Saturday, March 21, 2009

Back to "Normal"







Now that Carmen is put to rest, regular life takes over. It seems so normal by comparison. I haven't written much as a result. My time is taken up mostly with Mother. She is a great person to have in my life even if helping her takes up most of my waking hours. There is so much that can be done with her to get her body moving better. But I must admit that my mind has been other places most of the time. I still think of Carmen. What should we do now? How should we continue to celebrate her short time with us? How shall we remember her best? How can we keep her memory alive with our growing family? What can I now do for Reed and Dorothy? How can I comfort and love Carmen's brothers? I have come up with a few ideas. I will supplement the picture book of Carmen that I've already made. I've drawn three portraits of Carmen for Reed and Dorothy, including one of her grown up. Of course I had to imagine it. I find concentrating on her face and the reproduction of it very therapeutic. Friends continue to surround us with loving support and suggestions. Reid and Joan Brown took us to dinner last night and filled us with ideas for keeping up Carmen's memory. I felt quite inspired. Above are my portraits of Carmen, as a toddler, just before her illness and as she might have looked as a young woman.

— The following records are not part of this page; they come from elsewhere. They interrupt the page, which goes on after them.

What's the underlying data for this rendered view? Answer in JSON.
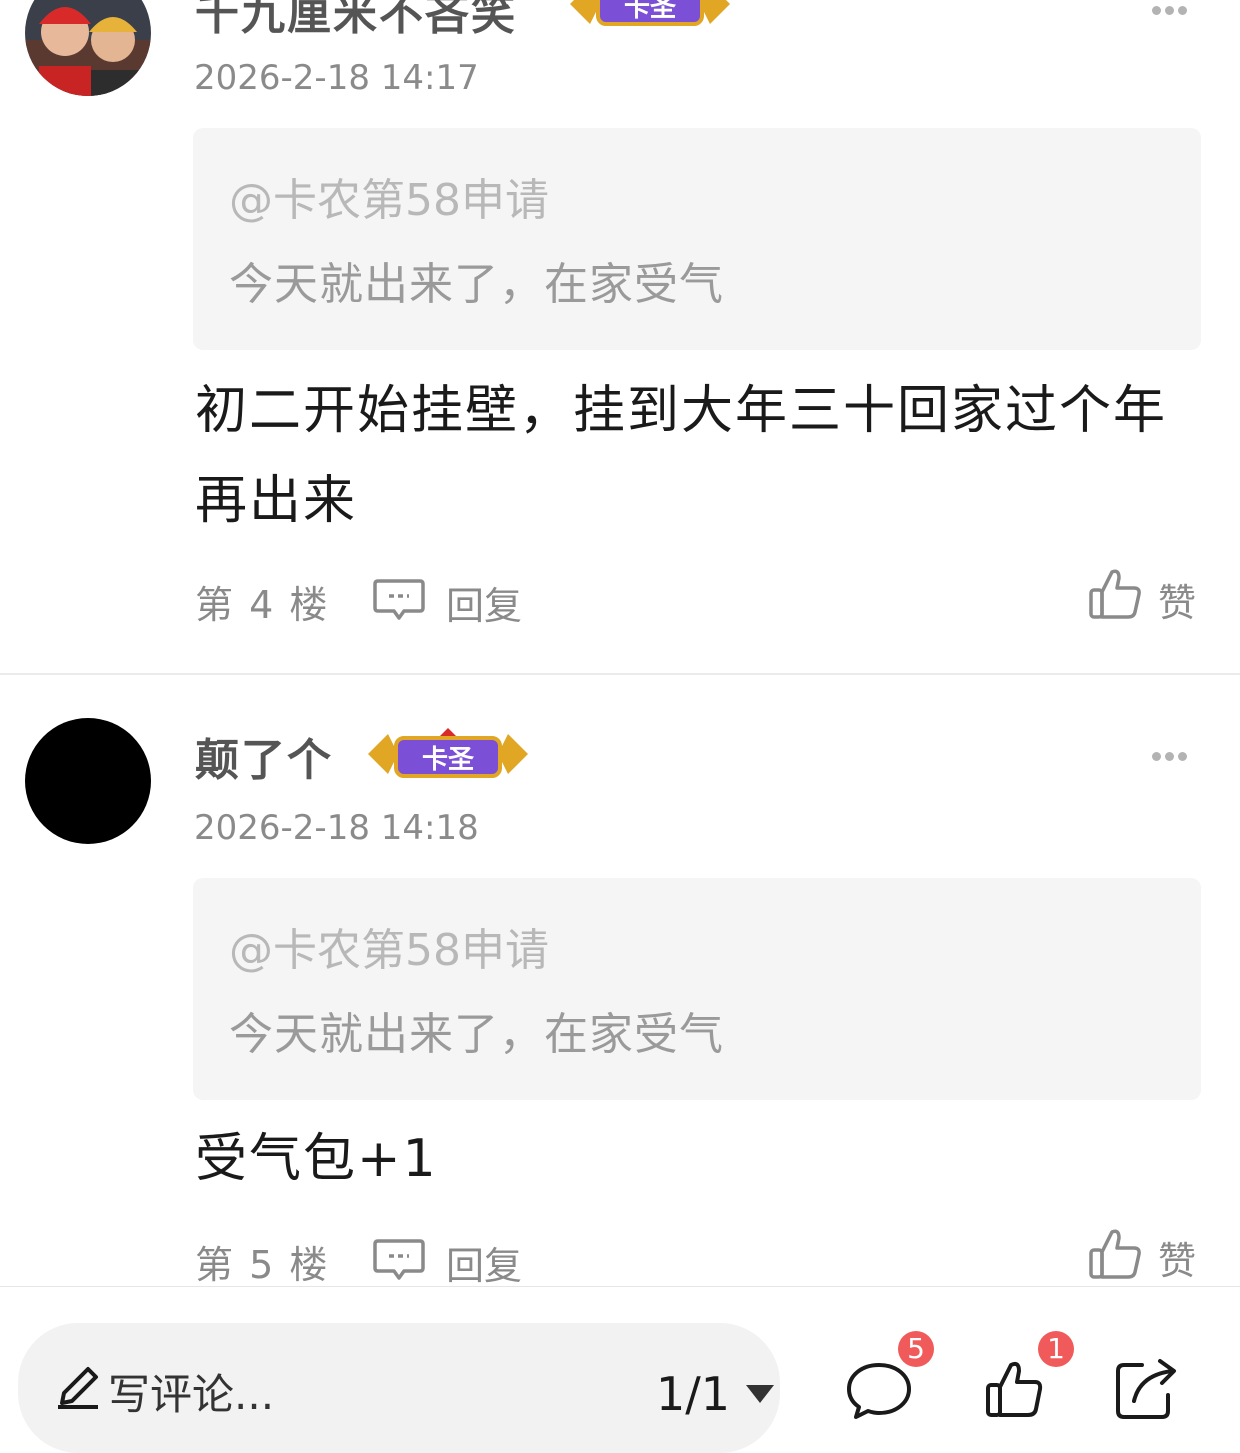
{
  "comments": [
    {
      "username": "千九厘米不吝笑",
      "badge_text": "卡圣",
      "time": "2026-2-18 14:17",
      "quote_user": "@卡农第58申请",
      "quote_text": "今天就出来了，在家受气",
      "content": "初二开始挂壁，挂到大年三十回家过个年再出来",
      "floor": "第 4 楼",
      "reply_label": "回复",
      "like_label": "赞"
    },
    {
      "username": "颠了个",
      "badge_text": "卡圣",
      "time": "2026-2-18 14:18",
      "quote_user": "@卡农第58申请",
      "quote_text": "今天就出来了，在家受气",
      "content": "受气包+1",
      "floor": "第 5 楼",
      "reply_label": "回复",
      "like_label": "赞"
    }
  ],
  "bottom_bar": {
    "write_placeholder": "写评论...",
    "page": "1/1",
    "comment_count": "5",
    "like_count": "1",
    "icons": [
      "pencil-icon",
      "caret-down-icon",
      "comment-bubble-icon",
      "thumbs-up-icon",
      "share-icon"
    ]
  },
  "colors": {
    "badge_purple": "#7b4fd6",
    "badge_gold": "#e0a624",
    "count_red": "#f05a5a",
    "quote_bg": "#f5f5f5"
  }
}
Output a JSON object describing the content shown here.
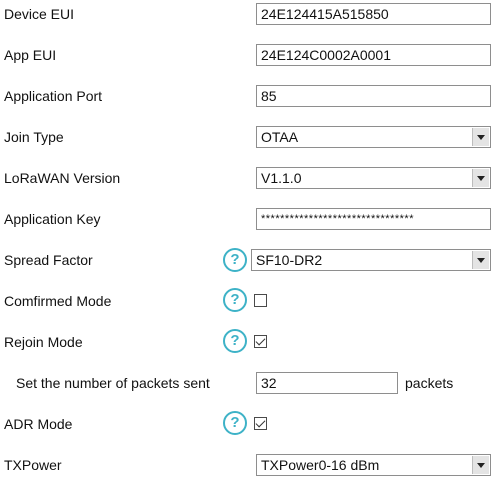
{
  "fields": {
    "device_eui": {
      "label": "Device EUI",
      "value": "24E124415A515850"
    },
    "app_eui": {
      "label": "App EUI",
      "value": "24E124C0002A0001"
    },
    "application_port": {
      "label": "Application Port",
      "value": "85"
    },
    "join_type": {
      "label": "Join Type",
      "value": "OTAA"
    },
    "lorawan_version": {
      "label": "LoRaWAN Version",
      "value": "V1.1.0"
    },
    "application_key": {
      "label": "Application Key",
      "value": "********************************"
    },
    "spread_factor": {
      "label": "Spread Factor",
      "value": "SF10-DR2"
    },
    "confirmed_mode": {
      "label": "Comfirmed Mode",
      "checked": false
    },
    "rejoin_mode": {
      "label": "Rejoin Mode",
      "checked": true
    },
    "packets_sent": {
      "label": "Set the number of packets sent",
      "value": "32",
      "unit": "packets"
    },
    "adr_mode": {
      "label": "ADR Mode",
      "checked": true
    },
    "txpower": {
      "label": "TXPower",
      "value": "TXPower0-16 dBm"
    }
  },
  "help_icon": {
    "glyph": "?",
    "color": "#3db2c7"
  }
}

In the meantime, life goes on. Our hillside is filled with wildflowers. The small fruit trees are all a-blossom. The deer are back, checking out the local growing things. Even the wild turkeys give us a show. Our living room window offers us a cast of dozens that perform before our eyes with beauty and humor that rivals anything on the tube.

Our local family gathered this past week to celebrate St. Pat's day with the traditional corn beef and cabbage. Jessica prepared it all and brought it to our house. It was delicious! We gathered around the table for a wonderful feast amidst as much green as I could create. The kids, of course, ran in and out and noisily played together. When we are all together it is a wonderful feeling even amidst the chaos. I will admit that I sometimes long for a bit more one-on-one bonding. I suppose we must visit family by family for more of that. I think often of how to get closer to the heart of our family. There are so many of us now. I wish I were better at communication; there are so many things in my heart that I don't know how to get out.

Left picture is a view from our bedroom window. Right is Abigail Carmen offering her early smiles to Audrey.

And so life goes on, with my personal space filled to the brim with people that love and nurture me. I'm grateful for that most of all.